Saturday, 13 June 2009

Brown Paper Packages

It has been too many years since last I was presented with a brown paper package tied up with string. Games publishers have been very slow to recognise the substantial marketing opportunity afforded to them by the massive popularity of such packages - I have it on good authority that they are amongst most people's favourite things.


Instead of quibbling over retail shelf space, or gnashing their teeth over the vagaries of download sales infrastructure, publishers should really be investing in training up retailers to ensure that each game sold can reach the consumer with all the elegance and intrigue that such a package affords.
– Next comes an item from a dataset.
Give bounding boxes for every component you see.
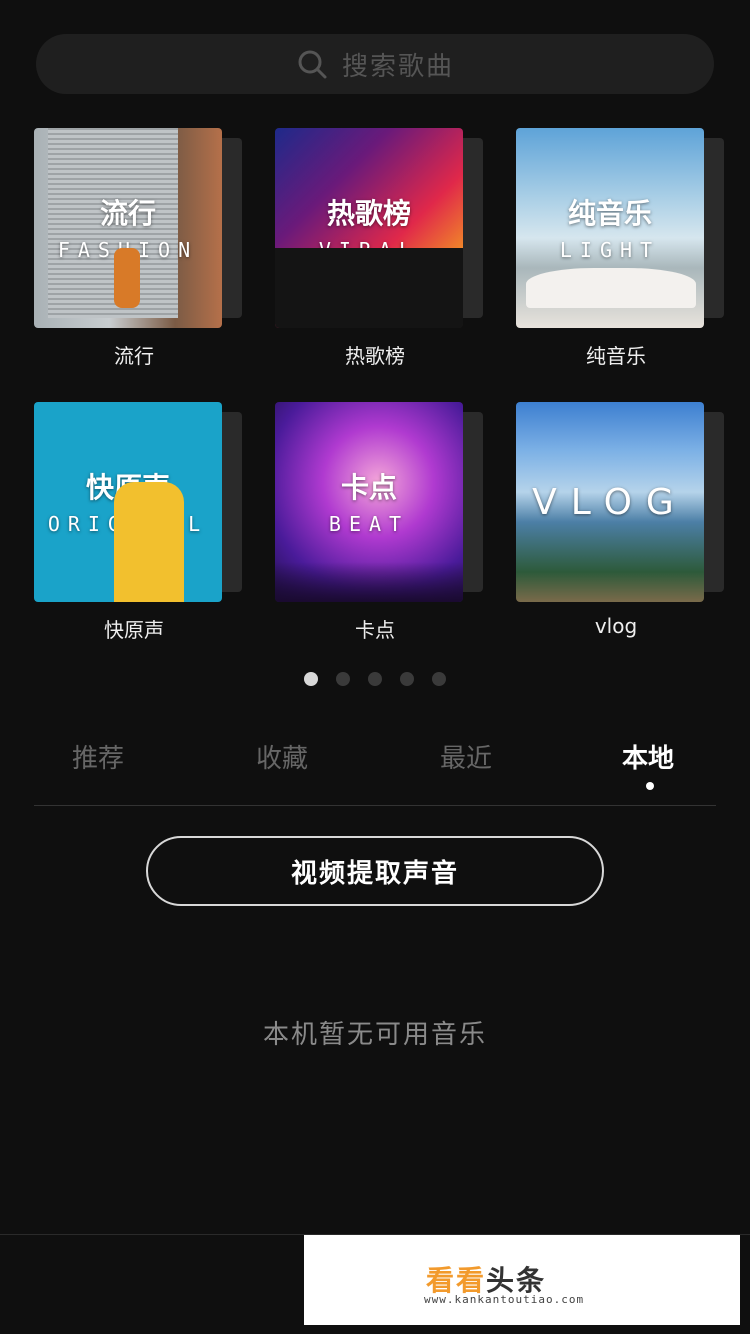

As a developer of download games, I will be mailing a sheet of brown paper, a length of string and concise instructions to all the customers who do me the honour of supplying me with their postal addresses so that they too can share in the excitement of unwrapping something properly packaged, and in that way, make their games purchasing experience complete.

Tuesday, 9 June 2009

Mystical Staff

Welcome to Wildeep's secrets of the game gods. Here I will lay bare many of the deepest, darkest secrets of the games development process. Heed my words and one day you too could be numbered amongst that most divine pantheon - the Games Developers of Legend.

Oh yes.


Let us begin with the importance of Mystical Staff:

If you are planning to make a game incorporating any kind of fantasy or sci-fi element, be sure to make full use of your mystical staff - if you cannot hire any directly, then get one of your (un-mystical) designers to sketch up a mystical staff and pay particular attention to whom they depict as wielding it.

This will set you on the right path towards the mystical.